Whether it be movies, video games, books, or TV shows, many people will agree that it is difficult to come up with or find new stories. Many recent live-action and animated movies have been remakes and relaunches of old movies, stories, or myths. Not that it’s wrong; it’s obviously profitable and we enjoy them.
Independent video game developers know this just as well. It seems to be that developers are starting to focus not on creating new stories from scratch, but to take existing successful stories or formulas and make creative changes to the details, meanings, implications, morals, and visuals.
A game where 70s, 80s, and 90s, pop culture and ancient German mythology come together. Image from here.
Lichtspeer is an indie game that released on Steam today. The German developer Bart Pieczonka from Lichthund wanted to make a traditional arcade game. Easy to play, difficult to master, and had no point to it but to have fun.
The base story that is used in this game is that the LichtGods are bored so they command a mortal to fight for their amusement. We’ve heard of that premise before. Some of us are also familiar with the visuals of pixels, basic shapes, and sharp edges. However, the meaning and details of the game are what give it that indie game vibe.
In a post from IndieGames.com, the developer grew up in the 90s in post-communist Poland. As a result, he grew up watching movies and shows such as Star Wars. The game reflects his childhood as the game’s enemies are a culture clash of western pop culture and Germanic mythology. In addition to his intentions of just making a fun game, Lichtspeer is defiantly style over story.
More about Lichtspeer here.
Stories are broken and you decide how they are retold. Image from totemteller.com.

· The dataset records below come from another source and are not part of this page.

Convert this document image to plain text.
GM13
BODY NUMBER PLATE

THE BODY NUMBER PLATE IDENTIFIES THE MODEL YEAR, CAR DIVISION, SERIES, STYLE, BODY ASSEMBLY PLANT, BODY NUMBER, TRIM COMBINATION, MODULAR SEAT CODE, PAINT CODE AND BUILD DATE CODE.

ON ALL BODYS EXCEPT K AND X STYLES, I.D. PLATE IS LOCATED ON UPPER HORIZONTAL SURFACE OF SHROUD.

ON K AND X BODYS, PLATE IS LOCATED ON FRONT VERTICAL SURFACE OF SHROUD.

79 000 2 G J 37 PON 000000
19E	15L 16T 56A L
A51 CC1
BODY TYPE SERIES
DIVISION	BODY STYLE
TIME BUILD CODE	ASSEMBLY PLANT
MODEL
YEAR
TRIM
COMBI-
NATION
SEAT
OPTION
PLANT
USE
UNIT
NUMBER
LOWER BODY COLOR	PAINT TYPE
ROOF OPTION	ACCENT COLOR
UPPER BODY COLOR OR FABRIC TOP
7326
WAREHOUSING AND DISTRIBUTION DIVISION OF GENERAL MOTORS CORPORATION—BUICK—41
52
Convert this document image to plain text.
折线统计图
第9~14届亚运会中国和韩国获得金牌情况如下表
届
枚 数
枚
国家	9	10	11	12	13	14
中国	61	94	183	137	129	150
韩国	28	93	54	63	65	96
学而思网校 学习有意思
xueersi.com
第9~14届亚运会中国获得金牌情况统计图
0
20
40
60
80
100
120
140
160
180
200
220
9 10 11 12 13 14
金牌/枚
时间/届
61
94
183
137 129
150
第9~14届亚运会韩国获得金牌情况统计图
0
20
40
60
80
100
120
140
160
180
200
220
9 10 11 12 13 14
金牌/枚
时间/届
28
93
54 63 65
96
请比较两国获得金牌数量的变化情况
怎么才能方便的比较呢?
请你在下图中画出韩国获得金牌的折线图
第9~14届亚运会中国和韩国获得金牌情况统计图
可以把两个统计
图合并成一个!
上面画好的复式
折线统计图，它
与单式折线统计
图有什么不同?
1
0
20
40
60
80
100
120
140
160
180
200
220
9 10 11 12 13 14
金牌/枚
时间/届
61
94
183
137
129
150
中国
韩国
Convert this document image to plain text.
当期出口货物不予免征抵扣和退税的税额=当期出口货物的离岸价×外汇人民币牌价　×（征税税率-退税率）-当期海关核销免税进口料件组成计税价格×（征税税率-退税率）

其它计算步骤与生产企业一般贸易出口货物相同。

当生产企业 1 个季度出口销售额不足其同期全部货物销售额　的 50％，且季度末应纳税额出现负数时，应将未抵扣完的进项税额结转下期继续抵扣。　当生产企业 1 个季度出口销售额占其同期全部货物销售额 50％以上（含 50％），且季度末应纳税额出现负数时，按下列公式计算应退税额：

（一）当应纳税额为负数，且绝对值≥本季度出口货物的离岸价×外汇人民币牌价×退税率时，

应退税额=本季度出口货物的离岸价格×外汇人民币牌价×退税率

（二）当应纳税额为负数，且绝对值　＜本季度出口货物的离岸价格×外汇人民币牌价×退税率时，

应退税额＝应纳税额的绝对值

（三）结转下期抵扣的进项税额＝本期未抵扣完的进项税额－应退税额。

This game is announced to come in 2017. It’s an open world game where stories are destroyed and you choose how to retell them.
As with some other indie developers, they have given us just enough information about the game to get us hooked and the rest is a mystery. Without knowing anything about the story, the visuals and animation alone is enough to turn heads.
Take a look for yourself at their website.
A physiological horror game from inside a child’s mind. Image from here.
Fran Bow was developed by Killmonday by two Swedish people armed with creativity. It’s a point-and-click psychological horror game with, literally, many layers to it.
The base story is about an recently orphaned girl who left her mental hospital to find her lost cat. Killmonday took this premise and used it to explore sensitive topics and question what reality really is. They also use an art style similar to a children’s book. Every small detail adds to the environment and helps tell the story.
The game has been long released, but the game’s description on the website leaves Fran Bow just as mysterious as Totem Teller.
You are the only one who can save the forest and its beauty. Image from here.
As a final example, you can nearly forget that Ori and the Blind Forest is a platform game because of its amazing visuals. It also has a basic story at its core: the forest is dying and our hero has to collect powerful elements to restore it. But after 4 years, Moon Studios has created “…memorable characters in an atmospheric world and… a story that players will truly care about, ” as they say.
Read more from the official website.
So what is the trend that these games are following? Making the player question what they know. Show the player something they’ve never seen before. Take stories they have heard before and change them beyond recognition. The basic stories behind all of these games have been told before and you likely didn’t realize it. It’s a good trend for developers to follow and one players can appreciate.